There is no “repo directory” on the client. The client sends data to the frontier (WebSocket + presigned S3/GCS/Azure) and talks to the backend (REST) for metadata and queries.
How data is written and read
Writes go from client → frontier (WebSocket or presigned S3/GCS/Azure) → Kafka → ingestion workers → FDB (and S3/GCS/Azure for blobs). Control operations (e.g. delete run) go through the backend to FDB and emit Kafka events for control workers (e.g. S3/GCS/Azure cleanup). Reads go from UI or client → backend REST API → FDB (and S3/GCS/Azure for blobs). See Architecture for the full data flow and component roles.

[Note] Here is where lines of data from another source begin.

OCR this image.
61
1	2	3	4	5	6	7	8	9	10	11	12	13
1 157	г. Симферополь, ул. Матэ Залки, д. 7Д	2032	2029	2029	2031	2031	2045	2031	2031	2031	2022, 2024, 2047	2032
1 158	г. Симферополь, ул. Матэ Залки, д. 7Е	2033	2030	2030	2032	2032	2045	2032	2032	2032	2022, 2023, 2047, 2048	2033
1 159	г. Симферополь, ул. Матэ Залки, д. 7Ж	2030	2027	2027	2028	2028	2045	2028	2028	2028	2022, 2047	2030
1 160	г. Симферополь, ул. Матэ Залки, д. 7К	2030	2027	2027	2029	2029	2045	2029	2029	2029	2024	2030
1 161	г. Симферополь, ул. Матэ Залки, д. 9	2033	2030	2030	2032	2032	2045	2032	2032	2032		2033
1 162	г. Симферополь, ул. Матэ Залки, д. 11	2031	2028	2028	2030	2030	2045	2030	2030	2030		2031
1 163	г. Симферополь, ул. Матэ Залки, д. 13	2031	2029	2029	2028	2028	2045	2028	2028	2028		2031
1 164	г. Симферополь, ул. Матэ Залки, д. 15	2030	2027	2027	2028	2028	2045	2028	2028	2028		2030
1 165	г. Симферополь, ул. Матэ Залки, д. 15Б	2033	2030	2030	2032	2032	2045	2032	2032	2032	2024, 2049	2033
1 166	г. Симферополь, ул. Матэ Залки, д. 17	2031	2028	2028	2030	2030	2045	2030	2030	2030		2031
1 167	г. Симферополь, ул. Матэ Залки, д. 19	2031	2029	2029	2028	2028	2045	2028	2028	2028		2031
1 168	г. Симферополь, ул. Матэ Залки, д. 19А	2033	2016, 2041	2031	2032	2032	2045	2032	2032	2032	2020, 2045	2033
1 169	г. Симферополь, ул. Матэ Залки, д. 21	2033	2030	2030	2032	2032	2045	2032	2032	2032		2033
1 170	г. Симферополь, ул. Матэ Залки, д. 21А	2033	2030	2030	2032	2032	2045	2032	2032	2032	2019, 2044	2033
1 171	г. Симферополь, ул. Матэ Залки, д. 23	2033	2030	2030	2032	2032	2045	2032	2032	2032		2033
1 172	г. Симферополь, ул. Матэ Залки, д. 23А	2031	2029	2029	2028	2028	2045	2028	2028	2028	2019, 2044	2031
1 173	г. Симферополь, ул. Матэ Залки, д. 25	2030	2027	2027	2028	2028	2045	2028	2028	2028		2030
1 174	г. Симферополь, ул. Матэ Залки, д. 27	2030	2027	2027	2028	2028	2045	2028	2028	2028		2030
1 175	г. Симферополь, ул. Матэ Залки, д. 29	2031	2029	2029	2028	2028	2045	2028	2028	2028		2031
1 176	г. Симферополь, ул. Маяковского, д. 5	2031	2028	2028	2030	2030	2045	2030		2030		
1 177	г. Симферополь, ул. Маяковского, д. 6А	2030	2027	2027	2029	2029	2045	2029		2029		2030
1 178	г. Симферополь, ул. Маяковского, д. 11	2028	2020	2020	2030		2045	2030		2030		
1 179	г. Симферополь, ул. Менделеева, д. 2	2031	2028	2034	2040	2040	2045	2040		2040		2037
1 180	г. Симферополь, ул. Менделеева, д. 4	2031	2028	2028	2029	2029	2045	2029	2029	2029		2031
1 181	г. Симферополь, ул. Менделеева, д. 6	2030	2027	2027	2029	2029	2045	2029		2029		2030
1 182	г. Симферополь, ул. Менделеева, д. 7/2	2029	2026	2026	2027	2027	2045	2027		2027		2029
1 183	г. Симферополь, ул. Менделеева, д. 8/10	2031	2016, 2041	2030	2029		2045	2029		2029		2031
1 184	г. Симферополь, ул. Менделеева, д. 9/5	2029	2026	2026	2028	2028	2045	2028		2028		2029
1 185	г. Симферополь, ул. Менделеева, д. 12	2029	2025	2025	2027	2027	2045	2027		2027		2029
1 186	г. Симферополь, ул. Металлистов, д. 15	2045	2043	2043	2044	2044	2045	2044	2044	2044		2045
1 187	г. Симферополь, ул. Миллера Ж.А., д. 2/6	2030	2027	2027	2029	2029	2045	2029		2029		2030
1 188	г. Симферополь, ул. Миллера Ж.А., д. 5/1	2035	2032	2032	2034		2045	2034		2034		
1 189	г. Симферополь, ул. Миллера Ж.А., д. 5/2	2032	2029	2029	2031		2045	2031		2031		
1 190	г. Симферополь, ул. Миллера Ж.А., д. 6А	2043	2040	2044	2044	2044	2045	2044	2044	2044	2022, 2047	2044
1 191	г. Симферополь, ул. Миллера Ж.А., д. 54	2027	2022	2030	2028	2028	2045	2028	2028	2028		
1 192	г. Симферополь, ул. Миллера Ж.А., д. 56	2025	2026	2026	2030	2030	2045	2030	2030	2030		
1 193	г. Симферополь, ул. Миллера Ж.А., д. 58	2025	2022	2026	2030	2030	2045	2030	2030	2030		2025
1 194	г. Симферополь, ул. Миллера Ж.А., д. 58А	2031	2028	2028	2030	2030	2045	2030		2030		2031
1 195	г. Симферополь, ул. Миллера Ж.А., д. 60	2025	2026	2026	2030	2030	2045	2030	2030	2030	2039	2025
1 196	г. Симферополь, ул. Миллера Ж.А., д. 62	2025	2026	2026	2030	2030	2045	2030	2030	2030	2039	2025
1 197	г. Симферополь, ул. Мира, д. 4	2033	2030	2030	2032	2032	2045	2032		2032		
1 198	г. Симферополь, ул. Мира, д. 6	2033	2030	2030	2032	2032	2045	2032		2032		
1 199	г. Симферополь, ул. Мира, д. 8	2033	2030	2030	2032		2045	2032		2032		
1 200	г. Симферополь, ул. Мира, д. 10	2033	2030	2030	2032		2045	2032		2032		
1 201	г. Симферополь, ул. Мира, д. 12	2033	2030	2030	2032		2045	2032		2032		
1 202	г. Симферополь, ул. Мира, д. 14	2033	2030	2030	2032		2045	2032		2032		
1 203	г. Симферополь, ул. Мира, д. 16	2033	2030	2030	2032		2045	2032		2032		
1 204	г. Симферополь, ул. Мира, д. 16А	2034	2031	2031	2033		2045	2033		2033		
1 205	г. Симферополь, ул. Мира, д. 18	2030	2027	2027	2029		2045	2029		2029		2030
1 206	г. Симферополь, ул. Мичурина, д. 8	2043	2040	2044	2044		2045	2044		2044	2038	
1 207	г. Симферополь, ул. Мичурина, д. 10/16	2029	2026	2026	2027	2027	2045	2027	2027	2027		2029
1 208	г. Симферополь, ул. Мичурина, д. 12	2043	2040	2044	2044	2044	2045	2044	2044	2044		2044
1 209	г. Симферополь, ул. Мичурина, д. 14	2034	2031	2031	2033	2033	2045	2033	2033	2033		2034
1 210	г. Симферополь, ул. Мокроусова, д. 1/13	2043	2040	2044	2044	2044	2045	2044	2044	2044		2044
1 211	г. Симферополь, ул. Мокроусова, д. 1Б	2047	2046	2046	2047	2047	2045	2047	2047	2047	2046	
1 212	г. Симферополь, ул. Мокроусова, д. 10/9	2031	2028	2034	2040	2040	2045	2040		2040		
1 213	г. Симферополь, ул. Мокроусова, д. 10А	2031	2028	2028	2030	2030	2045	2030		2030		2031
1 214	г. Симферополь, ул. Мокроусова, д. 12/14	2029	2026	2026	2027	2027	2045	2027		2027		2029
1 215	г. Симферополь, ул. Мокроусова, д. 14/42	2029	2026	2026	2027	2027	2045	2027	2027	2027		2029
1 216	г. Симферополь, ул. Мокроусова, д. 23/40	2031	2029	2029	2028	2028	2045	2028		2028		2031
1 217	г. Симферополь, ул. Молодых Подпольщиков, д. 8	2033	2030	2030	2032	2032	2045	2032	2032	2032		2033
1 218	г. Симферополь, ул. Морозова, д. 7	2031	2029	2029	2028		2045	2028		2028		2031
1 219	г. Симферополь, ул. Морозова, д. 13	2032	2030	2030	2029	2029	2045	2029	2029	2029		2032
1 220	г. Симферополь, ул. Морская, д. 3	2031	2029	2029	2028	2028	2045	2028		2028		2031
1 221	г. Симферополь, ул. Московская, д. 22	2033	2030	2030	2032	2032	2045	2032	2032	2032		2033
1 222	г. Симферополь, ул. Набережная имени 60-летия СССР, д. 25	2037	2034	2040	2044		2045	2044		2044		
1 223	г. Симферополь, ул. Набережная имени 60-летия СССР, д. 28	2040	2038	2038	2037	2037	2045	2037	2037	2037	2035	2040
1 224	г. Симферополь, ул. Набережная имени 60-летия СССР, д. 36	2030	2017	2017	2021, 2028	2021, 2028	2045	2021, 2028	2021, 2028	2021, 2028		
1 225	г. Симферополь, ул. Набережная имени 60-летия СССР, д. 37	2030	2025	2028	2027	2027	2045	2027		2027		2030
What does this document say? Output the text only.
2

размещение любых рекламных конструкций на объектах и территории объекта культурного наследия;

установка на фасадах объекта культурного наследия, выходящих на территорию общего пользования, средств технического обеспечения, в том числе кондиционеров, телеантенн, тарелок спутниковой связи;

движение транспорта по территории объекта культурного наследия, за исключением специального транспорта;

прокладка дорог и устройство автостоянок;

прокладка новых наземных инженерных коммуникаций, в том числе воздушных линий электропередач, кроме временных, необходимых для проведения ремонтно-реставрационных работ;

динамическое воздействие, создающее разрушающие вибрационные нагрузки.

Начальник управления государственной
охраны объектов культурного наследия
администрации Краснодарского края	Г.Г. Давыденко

When a run is deleted, a tombstone is written in FDB so that late-arriving ingestion messages do not recreate the run, and periodic jobs can clean up orphan S3/GCS/Azure objects. See Tombstones for the full lifecycle.
Indexes and queries
MatyanQL run queries are executed by the backend. Predicates on experiment, tag, archived, active, created_at, and scalar hyperparameters can use FDB indexes (Tier 1 and Tier 2) for faster search; the rest is filtered in memory. See Search and MatyanQL.